The system distributes bulletins called Notices to Air Missions and is a patchwork of new technology and components that are three decades old. In its statement Thursday, the FAA said the contract workers were trying to correct synchronization between a live database and a backup system when the problem began.
The system started to fail on the afternoon of Jan. 10, and efforts to restore it faltered into the evening. In the early hours of Jan. 11, the agency decided to reset the system and order a nationwide halt to air travel — the first of its kind since 9/11. Air traffic soon began moving again, but delays continued throughout the day.
The FAA said its preliminary review found no evidence of a cyberattack or malicious intent.

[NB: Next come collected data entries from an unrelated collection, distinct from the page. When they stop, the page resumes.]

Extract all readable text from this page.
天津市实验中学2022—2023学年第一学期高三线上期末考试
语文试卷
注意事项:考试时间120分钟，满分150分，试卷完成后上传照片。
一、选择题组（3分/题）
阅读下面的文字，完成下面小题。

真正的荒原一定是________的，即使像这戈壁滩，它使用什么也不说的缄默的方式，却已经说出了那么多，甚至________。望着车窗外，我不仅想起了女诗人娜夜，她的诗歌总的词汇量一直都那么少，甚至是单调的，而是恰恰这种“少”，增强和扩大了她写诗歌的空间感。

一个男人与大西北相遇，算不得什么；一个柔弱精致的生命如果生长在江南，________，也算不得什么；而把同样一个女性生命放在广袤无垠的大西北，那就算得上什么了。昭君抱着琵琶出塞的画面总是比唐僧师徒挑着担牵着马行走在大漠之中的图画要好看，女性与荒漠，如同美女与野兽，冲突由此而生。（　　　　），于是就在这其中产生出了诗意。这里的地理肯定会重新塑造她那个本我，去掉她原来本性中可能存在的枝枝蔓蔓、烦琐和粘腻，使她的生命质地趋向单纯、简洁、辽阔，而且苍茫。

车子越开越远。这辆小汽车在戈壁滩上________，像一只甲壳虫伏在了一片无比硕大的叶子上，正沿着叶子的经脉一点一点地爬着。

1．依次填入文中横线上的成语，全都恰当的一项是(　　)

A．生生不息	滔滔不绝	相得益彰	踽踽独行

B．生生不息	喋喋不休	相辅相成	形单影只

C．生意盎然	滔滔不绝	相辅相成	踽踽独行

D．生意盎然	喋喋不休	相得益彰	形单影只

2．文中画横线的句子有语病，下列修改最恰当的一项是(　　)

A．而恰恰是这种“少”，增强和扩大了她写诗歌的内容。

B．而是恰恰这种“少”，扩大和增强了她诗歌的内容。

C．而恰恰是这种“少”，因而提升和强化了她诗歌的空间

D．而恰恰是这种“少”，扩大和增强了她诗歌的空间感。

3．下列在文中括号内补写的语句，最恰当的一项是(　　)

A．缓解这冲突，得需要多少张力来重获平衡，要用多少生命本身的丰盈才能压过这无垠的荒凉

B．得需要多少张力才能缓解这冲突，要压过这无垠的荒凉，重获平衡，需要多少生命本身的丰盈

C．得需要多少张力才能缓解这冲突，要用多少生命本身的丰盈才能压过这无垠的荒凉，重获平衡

The outage highlighted the aging computer systems that aviation safety relies upon. It remains unclear how the blunder could bring down the entire notification system, but the FAA said it has fixed the system and taken steps to ensure it is more resilient.
“The agency is acting quickly to adopt any other lessons learned in our efforts to ensure the continuing robustness of the nation’s air traffic control system,” the FAA said.
The outage came after Southwest Airlines had thousands of flight cancellations in December, a problem it blamed on outdated technology.
The two incidents have heightened scrutiny on the aviation system in Congress as lawmakers prepare to craft a multiyear funding package for the FAA.